13-14-15 décembre 1999 - Célébration communautaire du sacrement de la pénitence et de la réconciliation

Et vous, vous venez pour quoi ?

Genèse 9,18-23 - Psaume 138 - Marc 5,1-20
lundi 13 décembre 1999.
 

Et vous, vous venez pour quoi ?

Comme la plupart des médecins, un chirurgien esthétique posait cette question aux patients qui venaient le voir pour la première fois. En fait, en regardant la personne qui arrivait, il se disait : "Ah oui, je vois pourquoi elle vient." Mais il posait la question quand même, évidemment. Et la réponse le surprenait à chaque fois : ce n’était jamais pour ce qu’il croyait que la personne venait !

L’expérience de ce praticien est amusante, et instructive pour nous. Elle montre que la plupart des personnes assez tourmentées par un aspect de leur physique pour entreprendre de le faire retoucher se réfèrent à une idée de la beauté qui leur est propre et qui les obsède plutôt qu’à la perception commune qu’en ont les autres.

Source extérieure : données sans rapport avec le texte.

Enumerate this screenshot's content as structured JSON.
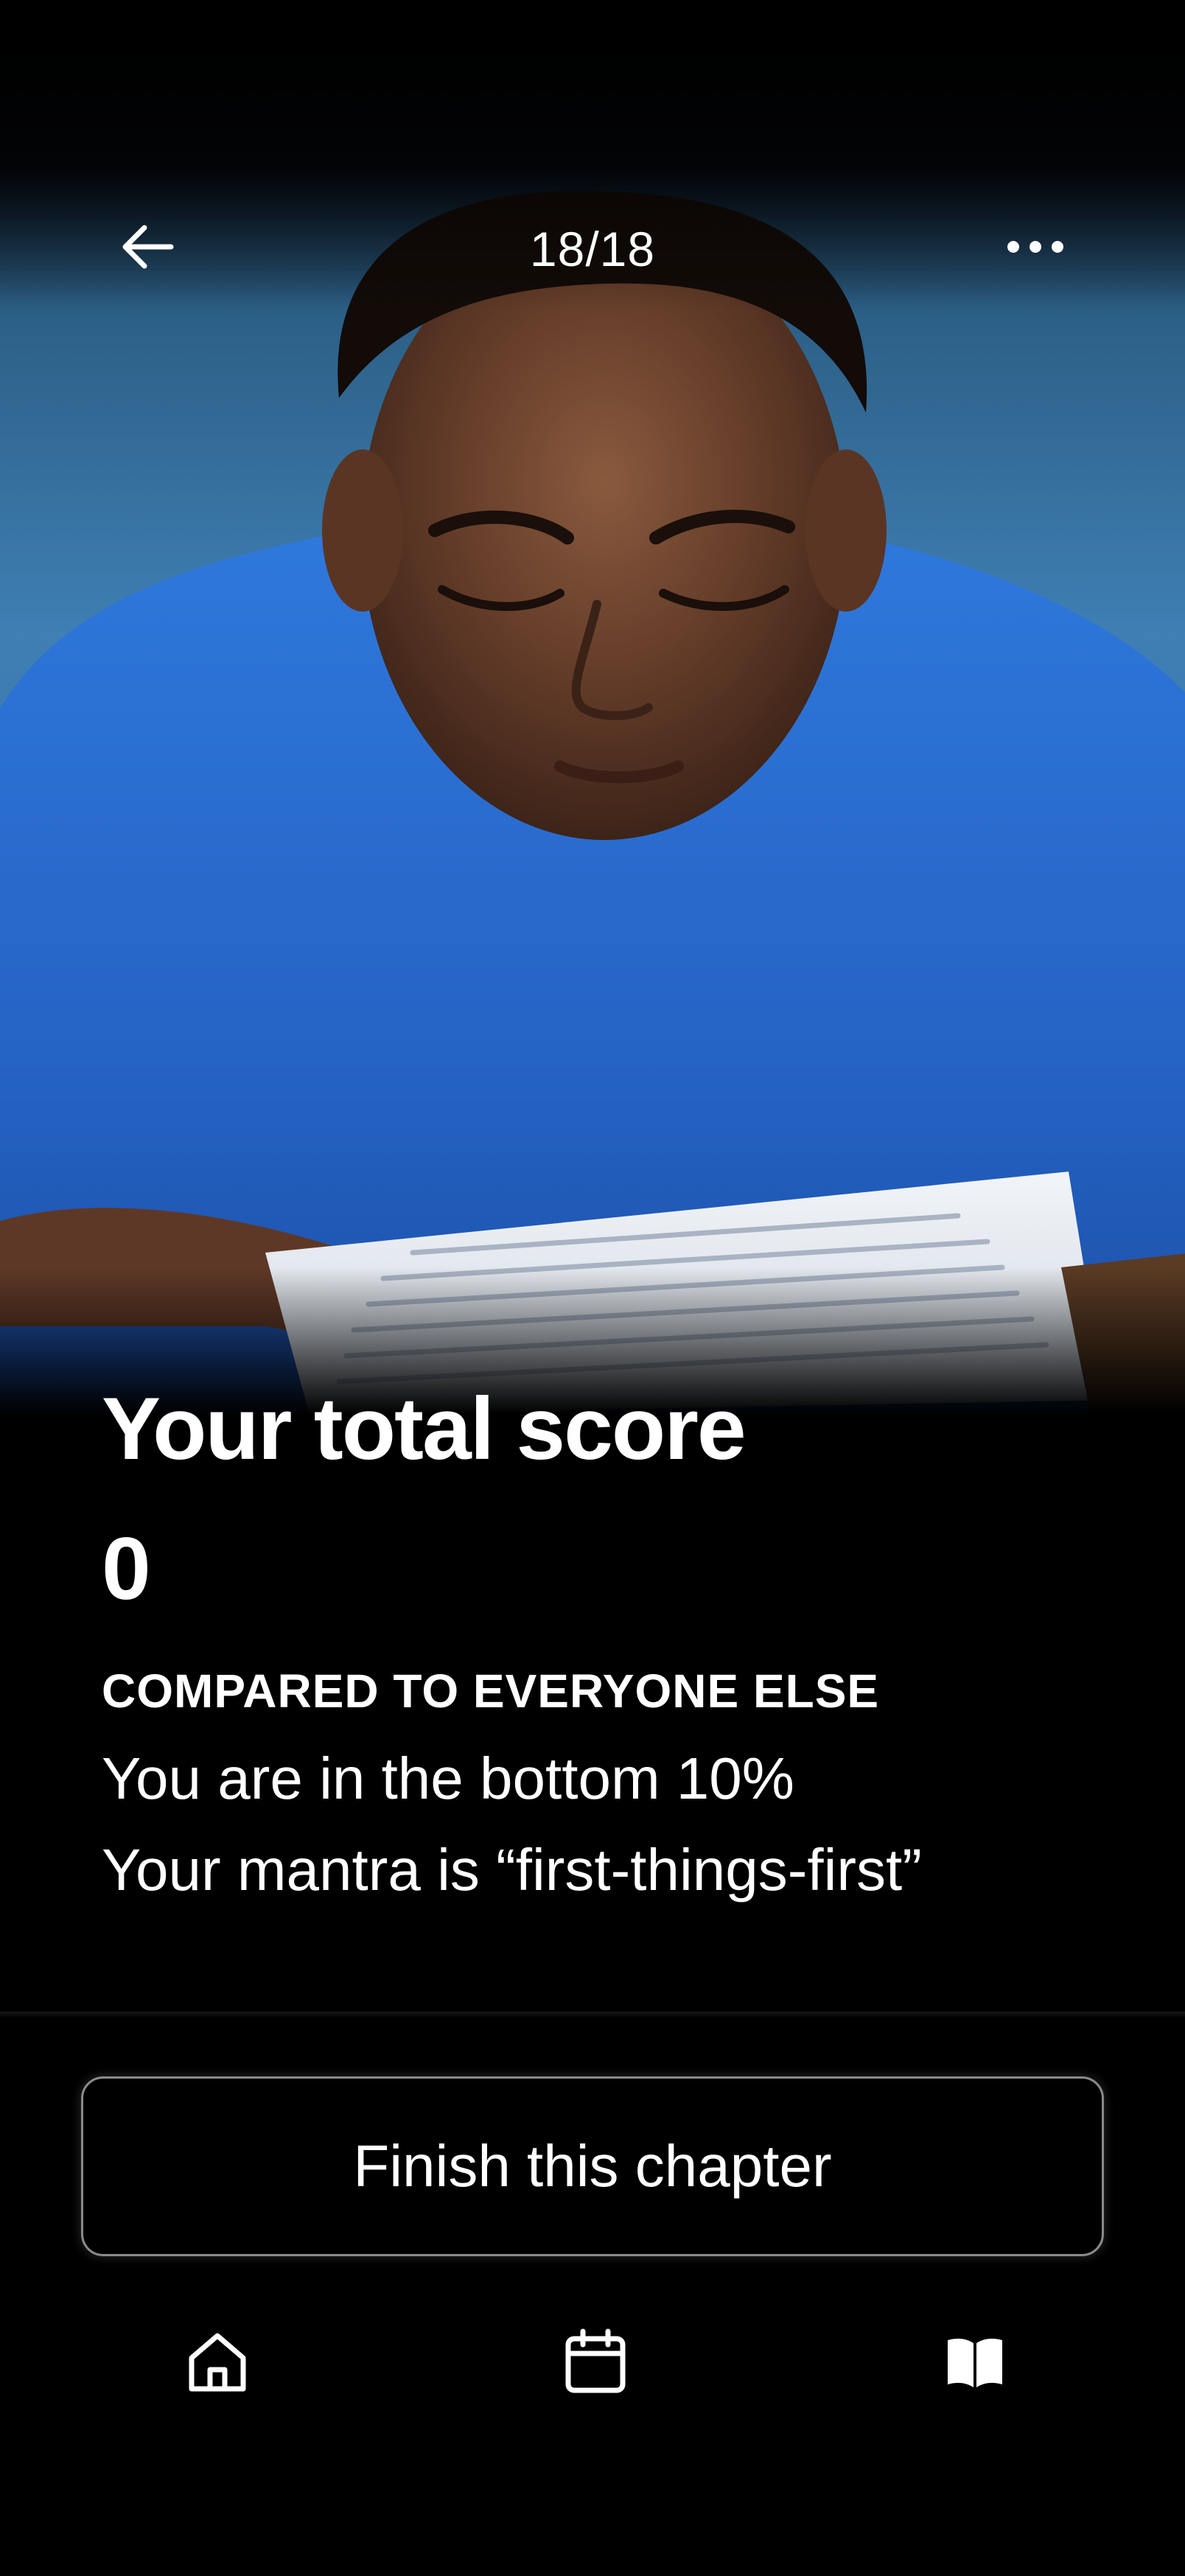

Il est facile de comprendre que ces mêmes personnes, qui recherchent avec passion une certaine perfection d’un détail de leur anatomie fort acceptable pourtant au commun des mortels, doivent être impitoyables pour les autres dont la disgrâce en la matière ne peut que leur paraître effroyable. Ainsi les trop mal contents d’eux-mêmes sont-ils volontiers très méprisants d’autrui.

Hélas, s’il ne s’agissait que de physique, l’affaire se réduirait au malaise de quelques personnes quelque peu immatures. La plupart d’entre nous, en effet, passés les tourments de l’adolescence à ce sujet, admettent avec bon sens que le regard de l’amour seul est le bon : chacun est beau au yeux de ceux qui l’aiment, non pas en dépit de son aspect, mais tel qu’il est, et cela est juste et vrai. Le Créateur, qui s’y connaît, ne saurait-il pas voir la beauté de ses créatures même quand leur physionomie s’écarte sensiblement des canons ? Et il a raison, évidemment.

Mais il y a plus grave et plus répandu : en matière morale et spirituelle, l’art et le sport de la critique s’alimentent de ces passions sombres qu’allume au coeur de tous la rage d’exceller de telle ou telle manière. Exigeant pour soi-même de façon déraisonnable à l’aune d’un idéal fort subjectif, on se venge des souffrances qu’on s’inflige en déversant sur les personnes ordinaires un tombereau de souverain dédain.

Le méchant possédé de l’évangile n’est-il pas un malheureux de ce type ? Il est fort, cet homme, au point que rien ni personne ne peut le maîtriser. Il est savant et il parle bien, lui qui appelle Jésus "fils du Dieu très-haut" et qui l’adjure de par Dieu de ne pas le faire souffrir. Il a peur, donc. Et il est nu, puisque ce n’est que guéri qu’il sera "assis, habillé et devenu raisonnable". En attendant, il est sans arrêt dans les tombeaux à se blesser avec des pierres, comme l’esprit critique maladif ne cesse de se repaître de jugements définitifs sur autrui qui ne font qu’aggraver son propre mal-être.

Tous ne sont pas si malades que lui, mais aucun d’entre nous n’est indemne de son mal. Que chacun s’examine : quelles sortes d’idéaux portons-nous comme des malédictions pour nous-mêmes et pour les autres, pommes de discorde, d’obsession, de peur et d’agressivité, et que nous devrions raisonnablement ramener à de plus justes proportions dans notre vie ? En d’autres termes, en quoi sommes-nous méchants et malheureux ?

Ne trouvez-vous pas curieux que l’expression "Il est bien gentil" puisse être péjorative ? Que dire de quelqu’un "Il n’est pas méchant" puisse signifier une piètre estime de lui ? Et si nous comprenions qu’être méchants ne peut que nous rendre malheureux ? Et si nous demandions le miracle de devenir gentils ?

En effet, c’est un miracle. Car, pas plus que le méchant possédé, nous ne pouvons nous libérer nous-mêmes de tous ces démons qui nous rendent redoutables et impossibles à maîtriser à l’extérieur d’autant mieux qu’ils sont nos tyrans intérieurs et notre enfermement en nous-mêmes.

Apprenons déjà des fils de Noé à préférer ne pas voir la faiblesse et la vulnérabilité d’autrui plutôt que de nous en moquer ou de chercher à les exploiter. Et, grâce à Dieu, nous irons jusqu’à aimer nos ennemis comme nous-mêmes, par la miséricorde de celui qui nous regarde sans haine ni mépris, car c’est pour cela qu’il est venu.